Core operating model
Every captured item should be classified into one or more of these buckets:
- Fact: Something observed or stated that can be cited.
- Decision: A choice that was made, with owner and date when available.
- Procedure: A repeatable process, checklist, or SOP.
- Insight: A synthesis or interpretation derived from multiple facts.
- Open question: Something unresolved that needs follow-up.
- Task: A concrete next action when the user wants work tracking inside the second brain.
Prefer this model over generic meeting-note dumping.
Canonical page contract
For durable topics, prefer a page model that separates current understanding from historical evidence.
- Compiled truth: the current best understanding of the topic. This section is rewritten when new evidence arrives.
- Open threads: unresolved questions, contradictions, missing data, or active follow-ups.
- Timeline or evidence log: append-only dated evidence, events, observations, or source-backed change notes.
This is the storage-agnostic equivalent of the "above the line / below the line" model:
- above the line is the maintained, rewritten synthesis
- below the line is the preserved historical evidence trail
Do not let canonical pages collapse into undifferentiated chronological dumps. The page should answer "what is true now" before it answers "how did we learn this."
When the user wants a concrete page schema, read references/page_model.md.
Incremental wiki rules
Treat every new source as a trigger to improve the maintained wiki, not merely as retrieval fodder for later.
When new evidence arrives:
- preserve the source in the raw layer
- create or update a source summary page when durable ingestion is wanted
- update every relevant canonical page, not just one note
- strengthen cross-references between topics, entities, projects, and decisions
- note where new information confirms, extends, or contradicts earlier claims
- refresh the index, logs, and any affected synthesis pages
When answering questions:
- read the smallest useful set of wiki pages first
- use raw sources mainly to verify, deepen, or resolve ambiguity
- prefer answers grounded in already-maintained pages because that is where synthesis, contradiction handling, and cross-source structure should live
- if a valuable answer produces a reusable new synthesis, write it back into canonical knowledge or another narrow AFS-compatible destination
Do not treat query-time retrieval as the whole system. Retrieval is a helper. The maintained wiki is the compounding asset.
If the user is migrating from an older note system, a vault, a database, or an existing corpus, preserve these invariants:
- lossless: preserve all source content, metadata, and sidecars that matter
- round-trippable: prefer representations that can be exported back into legible files or the user's prior shape
- verifiable: validate counts, hashes, links, or other practical checks after migration when the corpus is large or important
Input handling
Accept raw text, transcripts, document excerpts, task lists, URLs, screenshots, exports, audio transcripts, or existing notes.

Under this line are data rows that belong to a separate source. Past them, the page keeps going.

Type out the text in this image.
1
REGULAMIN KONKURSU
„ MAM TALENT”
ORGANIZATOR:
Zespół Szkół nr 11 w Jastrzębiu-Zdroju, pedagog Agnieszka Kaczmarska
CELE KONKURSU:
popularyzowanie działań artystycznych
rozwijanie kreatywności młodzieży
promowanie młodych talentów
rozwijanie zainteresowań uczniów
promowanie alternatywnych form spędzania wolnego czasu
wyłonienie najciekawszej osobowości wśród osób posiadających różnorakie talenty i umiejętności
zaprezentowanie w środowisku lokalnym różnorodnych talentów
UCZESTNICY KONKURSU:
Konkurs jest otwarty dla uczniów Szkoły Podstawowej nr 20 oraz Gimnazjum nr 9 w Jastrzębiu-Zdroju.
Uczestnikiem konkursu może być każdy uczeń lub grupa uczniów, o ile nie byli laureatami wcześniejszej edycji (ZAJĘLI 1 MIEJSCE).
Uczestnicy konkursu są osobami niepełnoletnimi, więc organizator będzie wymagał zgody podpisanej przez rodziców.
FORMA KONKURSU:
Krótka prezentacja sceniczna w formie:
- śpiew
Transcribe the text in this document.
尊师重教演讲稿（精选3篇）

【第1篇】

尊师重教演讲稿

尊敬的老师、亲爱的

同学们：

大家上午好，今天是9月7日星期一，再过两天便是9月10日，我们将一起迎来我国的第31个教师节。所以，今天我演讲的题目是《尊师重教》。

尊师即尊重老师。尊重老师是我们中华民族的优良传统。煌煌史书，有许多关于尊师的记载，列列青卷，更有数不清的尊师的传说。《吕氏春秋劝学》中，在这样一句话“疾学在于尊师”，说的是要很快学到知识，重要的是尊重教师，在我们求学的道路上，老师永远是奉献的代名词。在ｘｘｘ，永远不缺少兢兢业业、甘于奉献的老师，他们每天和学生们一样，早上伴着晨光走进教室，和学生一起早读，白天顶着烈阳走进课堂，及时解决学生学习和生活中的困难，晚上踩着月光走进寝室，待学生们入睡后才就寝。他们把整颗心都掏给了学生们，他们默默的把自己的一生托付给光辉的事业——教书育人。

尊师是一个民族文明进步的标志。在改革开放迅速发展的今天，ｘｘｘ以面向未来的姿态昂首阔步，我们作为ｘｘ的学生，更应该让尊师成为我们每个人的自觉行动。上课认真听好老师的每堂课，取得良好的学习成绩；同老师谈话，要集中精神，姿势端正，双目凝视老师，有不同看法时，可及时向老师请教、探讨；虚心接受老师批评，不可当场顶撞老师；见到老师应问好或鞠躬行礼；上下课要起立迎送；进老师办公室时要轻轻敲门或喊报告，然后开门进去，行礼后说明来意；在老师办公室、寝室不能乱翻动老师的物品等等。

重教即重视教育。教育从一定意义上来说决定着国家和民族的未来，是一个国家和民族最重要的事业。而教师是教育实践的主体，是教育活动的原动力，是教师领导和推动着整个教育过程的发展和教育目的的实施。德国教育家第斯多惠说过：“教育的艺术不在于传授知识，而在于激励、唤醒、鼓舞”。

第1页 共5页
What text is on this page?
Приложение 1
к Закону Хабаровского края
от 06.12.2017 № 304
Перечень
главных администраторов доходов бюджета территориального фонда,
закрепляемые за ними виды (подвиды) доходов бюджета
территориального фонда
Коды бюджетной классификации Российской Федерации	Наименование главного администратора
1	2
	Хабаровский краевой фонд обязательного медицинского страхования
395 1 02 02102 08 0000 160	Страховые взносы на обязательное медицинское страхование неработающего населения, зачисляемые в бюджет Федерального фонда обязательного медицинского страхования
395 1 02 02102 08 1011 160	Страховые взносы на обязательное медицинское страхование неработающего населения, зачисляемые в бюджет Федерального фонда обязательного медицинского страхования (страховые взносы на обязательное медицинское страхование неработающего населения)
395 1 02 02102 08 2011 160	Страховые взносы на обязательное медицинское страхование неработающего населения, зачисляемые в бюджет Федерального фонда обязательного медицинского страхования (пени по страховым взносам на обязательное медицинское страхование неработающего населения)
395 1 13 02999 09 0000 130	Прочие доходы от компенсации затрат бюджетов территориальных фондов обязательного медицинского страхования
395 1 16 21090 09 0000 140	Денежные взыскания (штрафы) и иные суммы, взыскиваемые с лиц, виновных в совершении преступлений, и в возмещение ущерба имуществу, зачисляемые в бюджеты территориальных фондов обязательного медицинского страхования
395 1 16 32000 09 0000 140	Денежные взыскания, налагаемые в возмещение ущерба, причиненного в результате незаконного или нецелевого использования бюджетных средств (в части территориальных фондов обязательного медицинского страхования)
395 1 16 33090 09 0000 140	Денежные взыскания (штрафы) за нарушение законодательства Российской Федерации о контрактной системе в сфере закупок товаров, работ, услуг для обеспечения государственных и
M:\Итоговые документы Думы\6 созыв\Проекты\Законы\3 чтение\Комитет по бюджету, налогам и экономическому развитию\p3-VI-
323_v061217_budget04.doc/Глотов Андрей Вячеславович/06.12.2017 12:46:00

Raw inputs can also include richer research artifacts such as:
- articles and papers
- repository snapshots or code excerpts
- dataset descriptions or analysis notes
- downloaded images and figures that the assistant may need to reference during synthesis
- derived outputs from prior runs such as reports, slide decks, or plots
Normalize immediately:
- Dates ->
YYYY-MM-DD
- Names -> full name or canonical team label
- Sources -> explicit source label such as
Meeting, Doc, Slack, Email, Research, Bookmark, Screenshot, Recording, or First Brain
- Status ->
active, superseded, open, archived, or another project-local status when relevant
If the same claim appears in multiple places, keep one canonical statement and record supporting sources instead of duplicating the sentence.
If the knowledge already contains user-authored notes, statements, or durable pages written manually, treat that material as a first-class source labeled First Brain. Use First Brain to mean the user's own memory, judgment, handwritten notes, or prior durable knowledge.
Raw-input rules:
- Save originals to the input layer when the user wants durable ingestion.
- Treat
raw/ according to the retention rule in BRAIN.md. In strict AFS it is usually a transient staging area, not a permanent archive.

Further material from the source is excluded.